Enfin, les matières premières agricoles présentent aujourd’hui un formidable potentiel. En effet, alors que les stocks sont déjà très tendus, les récoltes de cette année s’annoncent extrêmement compliquées, aussi bien sur le blé que sur le maïs ou le colza par exemple. Qui plus est, les pays en développement augmentent constamment leur consommation.

Quels sont les risques d’une exposition aux matières premières ?

Pour l’or, le risque majeur serait une remontée des taux justifiée par une confirmation de la reprise économique. Dans tous les autres cas, et notamment une remontée des taux du fait d’une crise de la dette, l’or devrait conserver tout son potentiel.

L’autre risque pour le métal jaune serait un ralentissement de l’investissement. Mais de ce côté-là, les derniers chiffres sont très rassurants.

Pour les métaux de base et le pétrole, c’est le ralentissement économique qui constitue le principal risque. Alors que la consommation marque déjà le pas dans les pays développés, tout ralentissement de la Chine ou des pays émergents pourrait entraîner une violente correction.

Pour les produits agricoles, le risque est celui d’une saison où les récoltes se passeraient sans incident. Mais, pour cette année, cela semble d’ores et déjà exclu. L’autre risque majeur serait celui d’une remontée du dollar. Mais cette remontée, pour être négative pour les matières premières, devrait être due à une amélioration de la situation américaine et non pas à une dégradation des autres monnaies. Car dans ce cas, les matières premières résisteraient mieux, et l’or, valeur refuge, pourrait même progresser.

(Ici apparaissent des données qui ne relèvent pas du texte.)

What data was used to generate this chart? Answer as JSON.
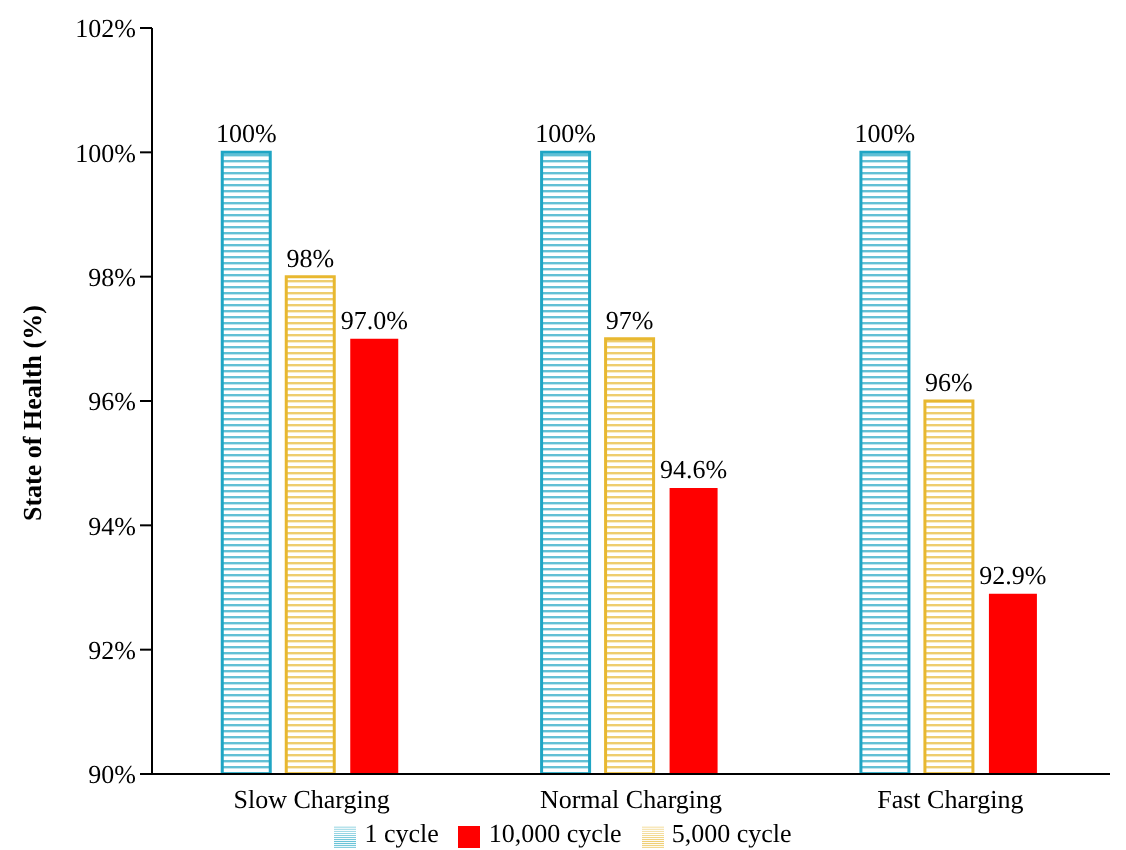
{
  "chart_data": {
    "type": "bar",
    "ylabel": "State of Health (%)",
    "categories": [
      "Slow Charging",
      "Normal Charging",
      "Fast Charging"
    ],
    "series": [
      {
        "name": "1 cycle",
        "color": "#1fa5c4",
        "values": [
          100,
          100,
          100
        ],
        "value_labels": [
          "100%",
          "100%",
          "100%"
        ]
      },
      {
        "name": "5,000 cycle",
        "color": "#e8b830",
        "values": [
          98,
          97,
          96
        ],
        "value_labels": [
          "98%",
          "97%",
          "96%"
        ]
      },
      {
        "name": "10,000 cycle",
        "color": "#ff0000",
        "values": [
          97.0,
          94.6,
          92.9
        ],
        "value_labels": [
          "97.0%",
          "94.6%",
          "92.9%"
        ]
      }
    ],
    "ylim": [
      90,
      102
    ],
    "yticks": [
      {
        "value": 90,
        "label": "90%"
      },
      {
        "value": 92,
        "label": "92%"
      },
      {
        "value": 94,
        "label": "94%"
      },
      {
        "value": 96,
        "label": "96%"
      },
      {
        "value": 98,
        "label": "98%"
      },
      {
        "value": 100,
        "label": "100%"
      },
      {
        "value": 102,
        "label": "102%"
      }
    ],
    "legend": "bottom",
    "grid": false
  }
}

Dans l’ensemble, ces risques semblent aujourd’hui assez éloignés, à l’exception du risque de rechute économique. L’or et les matières premières agricoles constituent donc les meilleurs paris à court terme. Le pétrole et les autres métaux auront leur place dans les portefeuilles d’ici quelques mois.

Il est également important de bien choisir son véhicule d’investissement. Préférez un fonds actif à un fonds indiciel, une exposition directe aux matières premières pour ne pas cumuler le risque avec un risque action, et faites bien attention à la nature des produits que vous achetez. Les certificats présentent ainsi un risque de contrepartie supérieur à un OPCVM.

Les matières premières devraient donc s’imposer comme un élément central de la gestion de portefeuille dans les années à venir, avec une part dans l’allocation de portefeuille qui pourrait atteindre 10 à 15%.